Carrefour suspends purchasing from CP Foods
Thailand’s ambassador to the United States remains confident that his government is getting better at controlling human trafficking in its fishing industry, despite a major French retailer suspending purchases today from Thai shrimp supplier CP Foods after a British newspaper found evidence of trafficking in CP’s supply chain.
Retailer Carrefour announced today that it was suspending all direct and indirect purchasing from CP Foods “as a precautionary measure.” Until now, CP, one of the world’s largest shrimp producers, was a major source of shrimp for Carrefour.
The Guardian published an article this week with the results of its investigation into human trafficking in the Thai fishing industry. The newspaper found evidence that migrant workers were being lured onto fishing boats, where they were forced to work under deplorable conditions. Those who protested, the paper found, were beaten and in extreme cases murdered on board.
This is not the first time such allegations have come to light. Reports have been surfacing for several years now, most recently from the NGO Environmental Justice Foundation (EJF), but the Guardian story is the first to actually name companies that might be contributing to the problem. The newspaper named CP Foods as a company that is using human trafficking, and pointed out a number of high-profile CP customers elsewhere in the world, including Carrefour, Walmart and Tesco.
Carrefour, in a short statement on its website, said it “strongly condemns, if proven true, the allegations reported by The Guardian,” and said it will not purchase from CP “until light has been shed on the situation.”
The retailer said it conducted a “social audit” of CP’s processing plant in July 2013, “as it has done regularly,” and found “nothing abnormal at the time.”

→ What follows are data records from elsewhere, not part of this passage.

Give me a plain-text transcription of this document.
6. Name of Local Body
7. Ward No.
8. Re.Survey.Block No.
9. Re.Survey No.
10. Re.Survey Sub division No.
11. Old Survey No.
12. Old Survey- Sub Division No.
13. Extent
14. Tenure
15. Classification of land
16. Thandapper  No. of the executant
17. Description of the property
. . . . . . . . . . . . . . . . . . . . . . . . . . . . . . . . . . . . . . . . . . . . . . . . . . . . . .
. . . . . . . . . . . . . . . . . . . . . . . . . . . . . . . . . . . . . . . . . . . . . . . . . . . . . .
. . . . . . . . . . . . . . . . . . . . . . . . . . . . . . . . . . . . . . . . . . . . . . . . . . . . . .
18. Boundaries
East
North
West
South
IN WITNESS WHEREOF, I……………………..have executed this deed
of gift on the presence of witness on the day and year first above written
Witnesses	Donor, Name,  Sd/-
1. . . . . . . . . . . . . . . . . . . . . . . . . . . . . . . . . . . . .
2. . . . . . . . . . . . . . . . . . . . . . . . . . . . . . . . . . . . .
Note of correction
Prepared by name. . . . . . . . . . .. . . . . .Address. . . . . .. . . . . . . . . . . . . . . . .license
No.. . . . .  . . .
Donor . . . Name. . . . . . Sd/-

The EJF praised Carrefour for its action, but cautioned that a boycott of a single supplier will not solve a problem that the EJF said is systematic throughout the Thai fishing industry.
“Carrefour’s announcement is welcome news and shows that European retailers are finally waking up to the severity of the abuse in Thailand’s seafood industry,” said Steve Trent, EJF’s executive director. “However, CP is just one part of a problem that plagues the entire sector. All companies sourcing seafood from Thailand should be under no illusions that they are selling products tainted by slavery.”
The Guardian story emerged just as the U.S. State Department is preparing to release its annual Trafficking in Persons (TIP) report, which ranks countries with known problems with human trafficking. Thailand has been labeled “Tier 2 watch” for four years in a row. Under the department’s own rules, it needs to either upgrade Thailand to Tier 2 or downgrade it to Tier 3 in its newest report, expected to come out next week. Nations classified as Tier 3 — the lowest grade possible — are described as having a significant problem with trafficking that they have done little to correct.
Despite the recent news, Vijavat Isarabhakdi, Thailand’s ambassador to the United States, said his country’s authorities have met and exceeded the State Department’s criteria for upgrading Thailand’s status.
"Thailand's demonstrated awareness, cooperation and progress in combating human trafficking in 2013 clearly exceeds the U.S. State Department's criteria for an upgrade on the 2014 TIP Report," the ambassador said.
The ambassador noted that in 2013, there have been twice as many trafficking investigations compared to 2012, five times as many prosecutions and more than four times as many convictions. The ambassador also noted that his country is investigating allegations of corruption, too, punishing 33 police officers and five “high-ranking police officials.”